Let’s start with the obvious. Run blocking, while relatively simple from a concept standpoint, is something that takes a little while for offensive linemen to get in tune with. It is a common challenge in fall camp for coaches to simulate both game speed and game force when it comes to offensive linemen blocking defenders as they go downhill. The fact that UW has a couple of new faces in new positions on the interior complicates that fact.

Observation #2 is that the Husky rushing attack hasn’t been bad by any objective measurement. Gaskin has averaged about 4.6 yards per attempt in limited attempts. Compared to last year, that is about a yard less. Not great, but hardly a disaster, especially given that he’s had limited attempts (which limits the opportunity for the big plays that really boost YPAs). Under the circumstances of the first two games, this is hardly a catastrophe.

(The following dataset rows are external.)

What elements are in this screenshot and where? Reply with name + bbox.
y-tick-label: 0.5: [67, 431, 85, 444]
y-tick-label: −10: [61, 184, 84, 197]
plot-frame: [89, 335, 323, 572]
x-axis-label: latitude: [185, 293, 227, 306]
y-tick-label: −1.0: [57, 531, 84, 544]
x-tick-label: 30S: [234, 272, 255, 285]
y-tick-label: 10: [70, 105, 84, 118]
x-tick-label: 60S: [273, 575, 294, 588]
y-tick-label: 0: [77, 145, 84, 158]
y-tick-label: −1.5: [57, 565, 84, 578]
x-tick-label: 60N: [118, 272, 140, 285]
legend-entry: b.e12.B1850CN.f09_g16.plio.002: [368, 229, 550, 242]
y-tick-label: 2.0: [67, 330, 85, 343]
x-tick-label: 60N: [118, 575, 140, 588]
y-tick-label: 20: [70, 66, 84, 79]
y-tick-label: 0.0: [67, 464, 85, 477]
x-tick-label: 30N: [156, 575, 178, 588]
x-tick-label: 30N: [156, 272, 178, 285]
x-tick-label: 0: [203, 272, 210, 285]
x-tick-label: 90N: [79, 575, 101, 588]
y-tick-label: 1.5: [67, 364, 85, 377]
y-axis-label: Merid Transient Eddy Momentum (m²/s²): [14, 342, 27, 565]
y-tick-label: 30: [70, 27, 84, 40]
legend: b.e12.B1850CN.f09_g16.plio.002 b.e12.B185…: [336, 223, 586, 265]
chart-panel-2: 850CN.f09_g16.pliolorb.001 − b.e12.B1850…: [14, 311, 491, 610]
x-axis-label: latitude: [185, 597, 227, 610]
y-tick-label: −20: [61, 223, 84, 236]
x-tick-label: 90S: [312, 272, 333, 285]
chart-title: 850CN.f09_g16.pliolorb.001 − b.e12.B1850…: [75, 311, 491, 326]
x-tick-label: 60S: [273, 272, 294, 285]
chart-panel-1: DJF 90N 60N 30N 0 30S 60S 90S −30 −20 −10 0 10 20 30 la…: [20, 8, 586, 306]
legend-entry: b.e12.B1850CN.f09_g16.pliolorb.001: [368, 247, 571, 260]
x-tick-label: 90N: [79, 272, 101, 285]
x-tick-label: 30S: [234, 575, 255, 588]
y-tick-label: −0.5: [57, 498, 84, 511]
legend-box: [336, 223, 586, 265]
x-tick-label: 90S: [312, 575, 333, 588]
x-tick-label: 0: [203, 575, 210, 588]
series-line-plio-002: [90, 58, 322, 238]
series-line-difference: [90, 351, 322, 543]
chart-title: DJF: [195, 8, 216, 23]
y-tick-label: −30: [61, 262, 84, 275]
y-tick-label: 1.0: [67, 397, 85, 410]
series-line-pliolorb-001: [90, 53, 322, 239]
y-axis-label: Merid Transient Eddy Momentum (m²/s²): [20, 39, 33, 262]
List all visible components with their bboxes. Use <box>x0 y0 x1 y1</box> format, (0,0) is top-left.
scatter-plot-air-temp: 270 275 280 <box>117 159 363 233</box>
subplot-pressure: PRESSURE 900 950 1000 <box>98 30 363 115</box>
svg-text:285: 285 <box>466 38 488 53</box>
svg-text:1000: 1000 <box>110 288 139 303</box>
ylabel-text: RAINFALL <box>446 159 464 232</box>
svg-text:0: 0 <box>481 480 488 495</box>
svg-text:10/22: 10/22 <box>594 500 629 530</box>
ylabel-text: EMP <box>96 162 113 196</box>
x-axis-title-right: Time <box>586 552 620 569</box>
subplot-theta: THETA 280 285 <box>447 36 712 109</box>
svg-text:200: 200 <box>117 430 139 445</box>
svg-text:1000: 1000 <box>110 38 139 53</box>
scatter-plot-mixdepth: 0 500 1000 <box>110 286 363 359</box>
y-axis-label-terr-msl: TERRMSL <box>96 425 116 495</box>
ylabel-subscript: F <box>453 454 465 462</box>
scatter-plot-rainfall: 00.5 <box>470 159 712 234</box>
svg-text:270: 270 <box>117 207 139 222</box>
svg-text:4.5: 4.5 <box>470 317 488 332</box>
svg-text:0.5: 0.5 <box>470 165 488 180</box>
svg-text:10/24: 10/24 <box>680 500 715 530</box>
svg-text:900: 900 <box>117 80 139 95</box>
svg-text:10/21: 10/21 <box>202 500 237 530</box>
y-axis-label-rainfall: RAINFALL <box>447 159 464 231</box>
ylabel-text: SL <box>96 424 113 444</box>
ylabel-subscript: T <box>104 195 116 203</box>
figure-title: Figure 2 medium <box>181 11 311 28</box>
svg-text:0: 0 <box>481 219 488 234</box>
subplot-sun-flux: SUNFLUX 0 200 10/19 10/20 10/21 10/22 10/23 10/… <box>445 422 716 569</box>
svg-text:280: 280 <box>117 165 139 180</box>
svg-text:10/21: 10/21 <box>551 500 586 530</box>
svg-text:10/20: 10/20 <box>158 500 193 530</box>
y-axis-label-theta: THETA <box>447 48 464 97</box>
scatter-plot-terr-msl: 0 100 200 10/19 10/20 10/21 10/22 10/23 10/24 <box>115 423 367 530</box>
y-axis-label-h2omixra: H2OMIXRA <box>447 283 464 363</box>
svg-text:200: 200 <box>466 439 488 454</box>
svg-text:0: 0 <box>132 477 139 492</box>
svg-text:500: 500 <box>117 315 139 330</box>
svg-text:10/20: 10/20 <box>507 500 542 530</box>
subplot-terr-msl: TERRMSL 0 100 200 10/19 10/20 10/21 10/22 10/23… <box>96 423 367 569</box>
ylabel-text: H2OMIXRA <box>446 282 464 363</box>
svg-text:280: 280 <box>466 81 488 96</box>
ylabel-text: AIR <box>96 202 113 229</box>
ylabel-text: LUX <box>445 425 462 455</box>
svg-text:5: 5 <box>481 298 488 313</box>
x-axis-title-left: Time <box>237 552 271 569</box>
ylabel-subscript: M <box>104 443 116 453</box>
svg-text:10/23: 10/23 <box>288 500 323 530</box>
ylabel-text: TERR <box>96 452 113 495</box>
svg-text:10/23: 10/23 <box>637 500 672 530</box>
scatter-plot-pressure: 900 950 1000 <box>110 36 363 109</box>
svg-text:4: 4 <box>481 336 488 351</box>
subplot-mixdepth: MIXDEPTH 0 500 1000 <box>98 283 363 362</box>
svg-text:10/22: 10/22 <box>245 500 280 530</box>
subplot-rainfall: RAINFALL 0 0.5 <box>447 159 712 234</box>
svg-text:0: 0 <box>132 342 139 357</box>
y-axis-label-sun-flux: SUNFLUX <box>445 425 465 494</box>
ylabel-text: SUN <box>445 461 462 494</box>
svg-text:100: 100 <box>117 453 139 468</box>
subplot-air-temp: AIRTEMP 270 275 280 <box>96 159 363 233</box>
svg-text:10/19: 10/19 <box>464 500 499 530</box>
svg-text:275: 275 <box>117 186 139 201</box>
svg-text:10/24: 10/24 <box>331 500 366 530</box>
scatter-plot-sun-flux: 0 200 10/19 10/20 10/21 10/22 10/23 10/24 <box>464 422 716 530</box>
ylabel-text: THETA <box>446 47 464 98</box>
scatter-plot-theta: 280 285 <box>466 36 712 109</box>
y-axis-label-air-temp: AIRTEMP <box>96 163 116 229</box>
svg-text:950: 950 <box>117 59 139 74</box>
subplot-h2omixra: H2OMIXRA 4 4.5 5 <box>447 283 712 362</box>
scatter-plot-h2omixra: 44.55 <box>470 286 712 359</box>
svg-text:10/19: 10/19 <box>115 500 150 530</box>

Finally, the most basic observation of all is the scoreboard. Washington is averaging 7.1 yards per play, second in the PAC and top 20 in the nation. They’ve done that despite amply rotating in backups and third stringers in both games as early as the second quarter. The bottom line here is that our opponents are giving us the pass with the idea of taking away the run. So, what are we doing? We are excelling in the passing game.

This game can sometimes look harder than what it is. For those of you that obsess on the complexities, John and Brad broke down the run game in very technical detail. If that helps your neuroses, than godspeed.

But I submit to you that it is more simple than what it seems. All you have to do is open your mind to the soothing sounds of reason and the troubles you feel will fade into the background. Let your face feel the breeze off the lake, your eyes see the wave of purple in the crowd, and your ears hear the wailing of the siren as the Huskies score again. It’s all good.

And, yes, go ahead and acknowledge that you are crazy. But, don’t worry. So am I.